People Press Play: People Press Play

People Press Play
People Press Play
Morr Music
2007-07-03

So watery, amorphous, and lulled, People Press Play is a perfect album to fall asleep to. Faint praise? Unavoidably yes. Several tours of this self-titled debut reveal that the ambient Danish foursome of People Press Play didn’t strive for much beyond the sounds of solitude and slumber. It’s a consistent but sophomorically effete aesthetic. What this synthesis of washed-out texture, loopy beats, and granular atmospherics produces is a drowsy background, neither compelling nor catchy.

It’s difficult to parse a collection as stylistically mute and repetitious as People Press Play. The ten entries here so amorphously bleed into one another as to be anonymous. The sandy electronica of “Girl” and “Everything” are the same side of the same coin. Both unfold deliberately, even inoffensively, with overcast swirls, ripples, and blips ambling on to non-descript ends. The set-up, follow-through, and destination don’t spring from each other, vis a vis ideal progression, as much as they blend into one ossified whole.

The moods are similarly non-starting. A ghostly, mechanical grayness wants to dominate part of the album’s canvass. But the driftless, often insouciant arrangements can’t imprint the fullness of any sentiment or aura. The static ebb of “Studio” is just an exercise in computerized dryness, and not the witching-hour comedown its details desired to conjure up. “Before Me” works with an admirable contrast of brittle click ’n’ clack and airy vocals, intentionally aiming at imprecise ambiguity.
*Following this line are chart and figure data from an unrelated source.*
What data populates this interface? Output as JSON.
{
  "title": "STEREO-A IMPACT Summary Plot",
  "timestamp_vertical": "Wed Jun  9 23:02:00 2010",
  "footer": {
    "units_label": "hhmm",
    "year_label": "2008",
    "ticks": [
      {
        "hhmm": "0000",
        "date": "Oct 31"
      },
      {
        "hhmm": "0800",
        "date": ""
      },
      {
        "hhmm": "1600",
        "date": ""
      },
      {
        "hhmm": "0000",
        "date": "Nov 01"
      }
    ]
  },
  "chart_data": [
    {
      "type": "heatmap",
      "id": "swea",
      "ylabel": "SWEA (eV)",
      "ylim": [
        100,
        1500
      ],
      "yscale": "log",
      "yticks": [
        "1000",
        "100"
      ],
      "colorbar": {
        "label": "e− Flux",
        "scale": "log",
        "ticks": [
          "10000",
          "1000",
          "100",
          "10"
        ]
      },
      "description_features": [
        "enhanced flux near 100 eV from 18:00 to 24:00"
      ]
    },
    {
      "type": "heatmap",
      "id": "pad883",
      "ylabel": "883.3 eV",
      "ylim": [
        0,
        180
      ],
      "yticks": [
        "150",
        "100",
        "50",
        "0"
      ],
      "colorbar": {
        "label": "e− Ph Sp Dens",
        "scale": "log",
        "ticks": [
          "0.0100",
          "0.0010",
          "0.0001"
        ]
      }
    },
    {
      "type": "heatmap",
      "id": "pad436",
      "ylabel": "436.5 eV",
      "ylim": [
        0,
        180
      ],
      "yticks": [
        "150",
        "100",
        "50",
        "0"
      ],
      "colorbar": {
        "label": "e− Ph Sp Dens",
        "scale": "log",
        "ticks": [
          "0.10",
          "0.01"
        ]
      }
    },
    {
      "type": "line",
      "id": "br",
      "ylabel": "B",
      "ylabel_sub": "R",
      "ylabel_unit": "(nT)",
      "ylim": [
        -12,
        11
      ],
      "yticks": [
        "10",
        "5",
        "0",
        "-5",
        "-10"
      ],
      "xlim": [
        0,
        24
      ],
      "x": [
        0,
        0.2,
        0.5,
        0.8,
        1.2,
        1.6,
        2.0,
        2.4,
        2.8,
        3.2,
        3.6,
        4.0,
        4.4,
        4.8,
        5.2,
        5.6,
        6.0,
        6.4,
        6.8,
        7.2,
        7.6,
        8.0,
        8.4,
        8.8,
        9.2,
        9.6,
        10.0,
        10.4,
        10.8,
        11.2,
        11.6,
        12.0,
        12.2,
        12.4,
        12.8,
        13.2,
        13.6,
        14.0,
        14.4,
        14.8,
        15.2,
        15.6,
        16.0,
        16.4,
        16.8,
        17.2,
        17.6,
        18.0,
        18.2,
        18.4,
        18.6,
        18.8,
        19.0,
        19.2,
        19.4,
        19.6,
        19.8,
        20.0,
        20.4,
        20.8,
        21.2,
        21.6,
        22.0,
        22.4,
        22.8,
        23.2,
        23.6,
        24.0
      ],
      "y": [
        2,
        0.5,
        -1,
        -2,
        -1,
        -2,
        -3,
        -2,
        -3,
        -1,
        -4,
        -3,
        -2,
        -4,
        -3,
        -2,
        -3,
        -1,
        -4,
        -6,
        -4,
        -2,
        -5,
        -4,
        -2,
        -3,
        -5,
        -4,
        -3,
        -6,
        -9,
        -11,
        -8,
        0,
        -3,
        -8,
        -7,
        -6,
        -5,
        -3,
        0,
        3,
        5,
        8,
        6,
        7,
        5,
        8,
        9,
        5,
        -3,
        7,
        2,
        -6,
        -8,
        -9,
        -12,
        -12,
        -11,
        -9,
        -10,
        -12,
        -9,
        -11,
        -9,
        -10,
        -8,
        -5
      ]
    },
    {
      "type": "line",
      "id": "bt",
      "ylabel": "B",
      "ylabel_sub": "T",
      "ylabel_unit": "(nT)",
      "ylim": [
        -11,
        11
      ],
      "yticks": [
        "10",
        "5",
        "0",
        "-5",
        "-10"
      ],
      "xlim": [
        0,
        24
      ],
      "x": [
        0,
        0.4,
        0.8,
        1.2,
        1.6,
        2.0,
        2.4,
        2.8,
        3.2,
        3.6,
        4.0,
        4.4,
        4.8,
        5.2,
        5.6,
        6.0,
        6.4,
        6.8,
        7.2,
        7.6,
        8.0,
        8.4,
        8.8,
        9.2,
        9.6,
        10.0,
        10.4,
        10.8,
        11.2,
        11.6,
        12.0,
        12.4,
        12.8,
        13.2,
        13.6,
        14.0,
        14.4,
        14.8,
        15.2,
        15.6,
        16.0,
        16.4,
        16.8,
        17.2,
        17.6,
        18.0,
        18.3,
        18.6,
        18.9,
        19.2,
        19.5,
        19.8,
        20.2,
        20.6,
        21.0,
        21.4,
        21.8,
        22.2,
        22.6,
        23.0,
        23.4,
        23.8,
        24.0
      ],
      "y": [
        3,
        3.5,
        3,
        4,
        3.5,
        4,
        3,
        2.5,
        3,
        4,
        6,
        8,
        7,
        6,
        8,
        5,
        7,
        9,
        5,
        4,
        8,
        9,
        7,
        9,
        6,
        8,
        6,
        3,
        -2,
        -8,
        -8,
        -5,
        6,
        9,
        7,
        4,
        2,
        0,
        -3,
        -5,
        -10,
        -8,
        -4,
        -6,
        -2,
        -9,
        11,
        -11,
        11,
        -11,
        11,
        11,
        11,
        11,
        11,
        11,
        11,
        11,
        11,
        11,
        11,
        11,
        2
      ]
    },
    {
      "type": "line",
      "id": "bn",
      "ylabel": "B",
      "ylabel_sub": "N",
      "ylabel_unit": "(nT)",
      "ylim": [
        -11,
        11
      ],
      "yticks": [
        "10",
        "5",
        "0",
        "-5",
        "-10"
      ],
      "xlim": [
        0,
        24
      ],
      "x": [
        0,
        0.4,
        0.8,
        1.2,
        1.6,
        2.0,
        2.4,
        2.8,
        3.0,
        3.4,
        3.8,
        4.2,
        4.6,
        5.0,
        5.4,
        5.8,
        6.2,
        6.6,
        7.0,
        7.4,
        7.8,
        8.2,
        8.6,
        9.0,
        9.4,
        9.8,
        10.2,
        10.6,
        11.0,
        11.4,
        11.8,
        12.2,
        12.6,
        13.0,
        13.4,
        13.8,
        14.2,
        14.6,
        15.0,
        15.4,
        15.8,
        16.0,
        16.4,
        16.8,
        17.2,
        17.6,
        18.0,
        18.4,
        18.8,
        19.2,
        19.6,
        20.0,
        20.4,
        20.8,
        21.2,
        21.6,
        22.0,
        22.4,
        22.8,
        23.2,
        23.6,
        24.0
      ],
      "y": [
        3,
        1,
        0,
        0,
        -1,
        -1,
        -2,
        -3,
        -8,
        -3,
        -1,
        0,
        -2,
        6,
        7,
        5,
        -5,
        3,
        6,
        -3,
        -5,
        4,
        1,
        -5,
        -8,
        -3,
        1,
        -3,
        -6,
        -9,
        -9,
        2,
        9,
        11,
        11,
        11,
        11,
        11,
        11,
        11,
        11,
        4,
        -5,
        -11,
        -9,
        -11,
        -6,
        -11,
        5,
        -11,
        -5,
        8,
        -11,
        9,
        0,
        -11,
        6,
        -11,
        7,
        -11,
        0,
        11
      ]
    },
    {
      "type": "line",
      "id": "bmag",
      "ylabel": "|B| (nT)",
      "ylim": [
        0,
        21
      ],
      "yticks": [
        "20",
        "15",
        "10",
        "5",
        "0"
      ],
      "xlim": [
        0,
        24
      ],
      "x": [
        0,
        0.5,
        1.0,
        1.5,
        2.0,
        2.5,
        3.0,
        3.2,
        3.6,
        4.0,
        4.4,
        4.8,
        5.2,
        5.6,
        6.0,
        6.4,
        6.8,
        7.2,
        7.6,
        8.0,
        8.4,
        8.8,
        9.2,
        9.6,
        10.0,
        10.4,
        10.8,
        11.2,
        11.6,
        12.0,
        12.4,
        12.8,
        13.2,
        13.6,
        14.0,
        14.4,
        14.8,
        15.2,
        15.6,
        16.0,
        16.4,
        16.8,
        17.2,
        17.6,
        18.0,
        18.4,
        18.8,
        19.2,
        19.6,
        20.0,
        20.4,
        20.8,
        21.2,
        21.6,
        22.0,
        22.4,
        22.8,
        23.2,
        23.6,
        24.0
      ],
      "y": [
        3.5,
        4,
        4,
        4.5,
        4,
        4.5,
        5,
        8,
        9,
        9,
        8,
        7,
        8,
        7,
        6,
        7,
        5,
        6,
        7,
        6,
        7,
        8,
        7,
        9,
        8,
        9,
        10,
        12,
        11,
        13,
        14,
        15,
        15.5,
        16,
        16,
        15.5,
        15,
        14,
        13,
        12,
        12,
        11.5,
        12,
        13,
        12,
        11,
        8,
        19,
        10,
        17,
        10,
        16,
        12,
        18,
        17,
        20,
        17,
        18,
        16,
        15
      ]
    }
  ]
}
But its sputters and various up-and-down effects are too disjointed to forge even an inscrutable tone. Only on “That Walk”, the album’s one shining moment, do the sonics forcefully push for palpable tension — it’s ominous, eerie, and, best of all, a fully-realized creation.

I shouldn’t leave the impression that People Press Play just composes electronic instrumentals. Three of the members — Anders Remmer, Jesper Skaaning, and Thomas Knak — account for the songcraft while Sara Savery supplies the breathy, wafer-light vocals. This inclusion amounts to little, substantively. Savery’s delivery is as languid as its surroundings, more operating as a layer of skimpy texture than as an anchor for melody. She’s too unassertive on “Always Wrong” to imbue the track with resonant melancholy; it’s just a rainy affair. The lyricism too is abrupt, repetitive, and non-specific, injecting filler sounds where perhaps some narrative heft was needed.

Or perhaps she’s part of the problem rather than just an ancillary bystander to a greater miscalculation? Without Savery, the fluid soundscapes of People Press Play could have functioned as a suite akin to a cinematic score — overly regularized, yes, but at least of the same conceptual mind. With her intermittent vocals, so adrift and detached from a distinct framework, that unity evaporates.

It’s difficult to say one way or the other, but, certainly, this debut requires more than simple cosmetic touch-ups to reach a serious standard of ambient pop. The limitations seem self-imposed. People Press Play mustered up such an intentionally inhibited spectrum of emotion, mood, and sonics to craft the aural likeness of a withdrawn comedown. The results, short on vitality and vivid coloration, are all too much of a sleepy letdown.